New Albany calls on MNR to remove Silver Creek Dam – 89.3 WFPL News Louisville

By on June 22, 2021 0

Authorities in New Albany are officially appealing the removal of a Silver Creek low-fall dam.

The Indiana Department of Natural Resources has approved Providence Mill Dam removal earlier this month. This is part of the River Heritage Conservancy’s plan for the 600-acre Origin Park, which includes opening of Silver Creek to paddlers and other types of recreation.

Association executive director Scott Martin said removing the low-head dam would increase safety and benefit local wildlife along the waterway, which separates Clark and Floyd counties.

“Top aquatic biologists, both from the US Fish and Wildlife Service and the Indiana Department of Natural Resources, have reviewed the project and determined that removing this dam only brings tremendous benefits to native fish communities. , mussels, amphibians and reptiles call this place home, ”Martin said. “So the science is there, which is why the permit application was approved by the regulatory agency.”

But New Albany officials disagree with the decision. Mayor Jeff Gahan said he wanted MNR to first conduct a study on the effects of removing the dam and then make the results public to residents. Like Origin Park, New Albany has separate plans to allow residents to paddle Silver Creek.

Landowners along the creek recently received letters from Gahan, outlining his concerns and explaining how they can file a separate appeal.

“It’s just me doing my job to make sure that some people in Indianapolis don’t make these decisions at random that impact the people who live in New Albany, and give citizens the peace of mind of at least know what’s going to happen before they remove a dam that’s been around for over 100 years, ”Gahan said.

The old Providence Mill Dam, or Spring Street Dam, is located near its titular street, about two miles upstream of the Ohio River. The low head dam measures 290 feet by 6 feet and has been in place for about a century, although it is no longer used for nothing.

In his letter to residents, dated June 14, Gahan listed five of his top concerns about removing the dam. They include questions about the Silver Creek property, MNR’s power to delegate the removal to a third party, effects on recreation in the creek, and effects on the surrounding landscape, which includes the New Albany Loop Island wetlands owned by in the city.

“It really is a special ecosystem in itself,” Gahan said. “All I’m saying is why don’t we do a study? At least let everyone know the effects of removing the dam. That’s all I’m suggesting.

Gahan also spoke of erosion issues along a nearby portion of the Ohio River in Clarksville, which caused a riparian road to collapse and indefinitely in 2019.

But Martin of the River Heritage Conservancy said this kind of natural change is due to the much more powerful Ohio River, not Silver Creek or the low-head dam. the MNR website mentions low head dams “Store a minimum amount of water below bank level, in the canal, and generally do not provide flood reduction storage”.

Martin said neither Gahan’s concerns about erosion, nor his question as to why a separate low-head dam a few miles upstream from Blackiston Mill is not also being removed, is relevant for removal. from the Providence Mill Dam.

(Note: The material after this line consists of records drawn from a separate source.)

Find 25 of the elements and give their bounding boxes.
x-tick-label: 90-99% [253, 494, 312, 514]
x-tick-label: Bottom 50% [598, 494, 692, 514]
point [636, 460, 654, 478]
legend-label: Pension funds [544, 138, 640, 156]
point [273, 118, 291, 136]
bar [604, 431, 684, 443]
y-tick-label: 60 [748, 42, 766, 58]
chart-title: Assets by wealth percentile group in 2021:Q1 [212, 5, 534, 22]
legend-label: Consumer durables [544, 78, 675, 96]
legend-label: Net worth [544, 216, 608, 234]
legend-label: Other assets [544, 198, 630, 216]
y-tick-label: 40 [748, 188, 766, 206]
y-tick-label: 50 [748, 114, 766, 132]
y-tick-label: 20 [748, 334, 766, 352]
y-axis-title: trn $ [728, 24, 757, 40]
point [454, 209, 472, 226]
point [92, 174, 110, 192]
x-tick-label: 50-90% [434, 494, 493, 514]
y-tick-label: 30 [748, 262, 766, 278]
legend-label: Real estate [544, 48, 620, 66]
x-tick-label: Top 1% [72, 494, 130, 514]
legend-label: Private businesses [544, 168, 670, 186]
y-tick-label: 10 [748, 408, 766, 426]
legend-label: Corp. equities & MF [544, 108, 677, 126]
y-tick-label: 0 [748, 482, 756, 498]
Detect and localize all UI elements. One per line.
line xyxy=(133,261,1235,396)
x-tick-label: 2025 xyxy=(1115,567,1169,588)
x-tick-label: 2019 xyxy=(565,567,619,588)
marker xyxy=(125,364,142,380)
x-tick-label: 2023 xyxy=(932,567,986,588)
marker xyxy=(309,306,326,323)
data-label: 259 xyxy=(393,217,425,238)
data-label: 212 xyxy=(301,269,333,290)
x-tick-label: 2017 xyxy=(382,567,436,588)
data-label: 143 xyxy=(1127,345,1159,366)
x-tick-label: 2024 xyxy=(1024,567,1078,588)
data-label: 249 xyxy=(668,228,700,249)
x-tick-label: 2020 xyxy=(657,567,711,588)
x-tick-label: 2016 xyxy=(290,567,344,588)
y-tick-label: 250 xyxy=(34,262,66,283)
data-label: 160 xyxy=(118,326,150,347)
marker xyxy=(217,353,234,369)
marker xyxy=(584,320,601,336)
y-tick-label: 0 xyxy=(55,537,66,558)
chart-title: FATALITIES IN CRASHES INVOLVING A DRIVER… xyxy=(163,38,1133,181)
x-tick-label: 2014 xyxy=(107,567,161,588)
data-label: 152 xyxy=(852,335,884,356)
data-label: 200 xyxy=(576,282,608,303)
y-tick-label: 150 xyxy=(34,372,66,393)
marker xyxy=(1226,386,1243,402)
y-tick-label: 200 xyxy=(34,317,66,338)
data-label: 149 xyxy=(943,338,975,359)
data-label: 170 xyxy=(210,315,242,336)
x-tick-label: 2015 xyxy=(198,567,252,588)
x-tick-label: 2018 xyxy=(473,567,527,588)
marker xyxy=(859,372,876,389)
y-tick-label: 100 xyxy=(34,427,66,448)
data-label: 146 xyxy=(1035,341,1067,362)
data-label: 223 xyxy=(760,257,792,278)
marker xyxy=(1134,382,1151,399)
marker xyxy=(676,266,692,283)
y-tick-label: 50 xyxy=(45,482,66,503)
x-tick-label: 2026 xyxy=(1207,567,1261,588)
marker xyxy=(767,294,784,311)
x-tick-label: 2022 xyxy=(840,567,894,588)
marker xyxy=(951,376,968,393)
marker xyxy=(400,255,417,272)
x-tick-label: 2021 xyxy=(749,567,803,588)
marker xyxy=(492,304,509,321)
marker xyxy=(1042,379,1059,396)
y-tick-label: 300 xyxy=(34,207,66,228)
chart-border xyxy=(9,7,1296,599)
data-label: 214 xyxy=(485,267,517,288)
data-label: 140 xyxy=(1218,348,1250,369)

“Change can be frightening, but it’s just the change that’s been around for about 100 years,” Martin said. “So that’s really the only negative you worry about. Aesthetically, I’m used to having a small reservoir upstream, and it won’t be once the dam is finished.

Martin says that while there will be changes in the flow of the creek and in the surrounding landscape, they will occur over time and will be monitored.

“After leaving the dam, over a few years, the silt will move, then you will see the normal rock bottom [and] native stream that was there before, ”Martin said.

Local and state authorities in Indiana have been pushing to make waterways with low-head dams safer in recent years, usually by removing them entirely or posting signs indicating the danger. More than 140 such dams still exist throughout the state.

Data from the Indiana Department of Homeland Security shows the state has the 10th highest death rate from low-fall dams in the country, with 25 occurring between 2010 and 2020.

Asked about the danger associated with low-head dams, Gahan said he was not ruling out the risk. His appeal is more procedural.

“I don’t think the MNR intends to do anything other than remove the roadblock,” he said. “They didn’t make a presentation. I think they have already made up their minds. But at the end of the day, I think it’s my job to make sure those involved know exactly what’s going on in New Albany.

The Indiana Natural Resources Commission will serve as the presiding body during the appeal process. Martin said the science is on the River Heritage Conservancy’s side and expects the appeal to fail quickly.